Henrys Zitat stammt wörtlich aus Christoph Pezels Buch „ Außführliche, warhaffte und bestedige Erforschung “ von 1590 , und er erwähnt Pezel in einer Fußnote zum Absatz vor der Geschichte. Viele Quellen weisen darauf hin, dass die Geschichte von Pezel stammt.

Glaubwürdigkeit

Ich fand ein paar Historiker, die abwogen, ob die Geschichte glaubwürdig sei oder nicht.

Paul Henry sagt in The Life and Times of John Calvin , dass die Geschichte „alle inneren Zeichen der Wahrheit“ trägt und „an keinem der äußeren fehlt“.

Julius Köstlin sagt in Theologie Luthers in ihrer historischen Entwicklung und inneren Harmonie Teil 2 (S. 191):

Unter diesen Umständen [der Abkühlung von Luthers Haltung gegenüber Bucer] liegt in dem Bericht, dass er das inzwischen von Calvin herausgegebene Traktat über das Abendmahl mit Jubel begrüßte, keine innere Unwahrscheinlichkeit, obgleich fraglich ist, inwieweit Pezels Darstellung dieses Vorfalls ist vertrauenswürdig.

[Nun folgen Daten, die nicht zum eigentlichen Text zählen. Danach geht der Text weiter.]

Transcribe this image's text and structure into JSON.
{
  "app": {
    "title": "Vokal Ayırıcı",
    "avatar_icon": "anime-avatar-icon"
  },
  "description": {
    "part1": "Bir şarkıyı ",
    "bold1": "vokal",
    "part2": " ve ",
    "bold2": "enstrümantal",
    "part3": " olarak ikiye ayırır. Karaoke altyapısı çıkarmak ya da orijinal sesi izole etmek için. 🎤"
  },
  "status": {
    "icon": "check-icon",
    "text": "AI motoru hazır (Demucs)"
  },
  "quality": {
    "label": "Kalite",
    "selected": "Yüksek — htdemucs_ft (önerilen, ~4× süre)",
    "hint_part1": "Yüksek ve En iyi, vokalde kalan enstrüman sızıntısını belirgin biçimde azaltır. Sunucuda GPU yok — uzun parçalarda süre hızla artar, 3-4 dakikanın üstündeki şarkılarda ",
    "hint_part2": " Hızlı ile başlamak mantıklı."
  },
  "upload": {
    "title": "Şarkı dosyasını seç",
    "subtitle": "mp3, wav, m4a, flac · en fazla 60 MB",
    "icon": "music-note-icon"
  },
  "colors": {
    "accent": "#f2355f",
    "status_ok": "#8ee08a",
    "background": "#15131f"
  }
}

Johann Karl Ludwig Gieseler kommt zu dem Schluss, dass die Geschichte glaubwürdig ist, während er eine andere, aber verwandte Angelegenheit in A Text-book of Church History: AD 1517-1648 (The Reformation and its Results to the Peace of Westfalen) ( S. 414 n. 43 ) diskutiert. :

Da Luther zu dieser Zeit [1539] die Institutionen Calvins gekannt haben muss, folgt aus den Erklärungen dieses Briefes, dass er damals mit seiner [Calvins] Lehre über das Abendmahl zufrieden war; und außerdem stimmte es auch voll und ganz mit dem überein, wozu die Schweizer 1536 Luther ihre Zustimmung erklärt hatten. So sind die Bekenntnisse Luthers über Calvin glaubwürdig, von Christoph gegeben. Pezel.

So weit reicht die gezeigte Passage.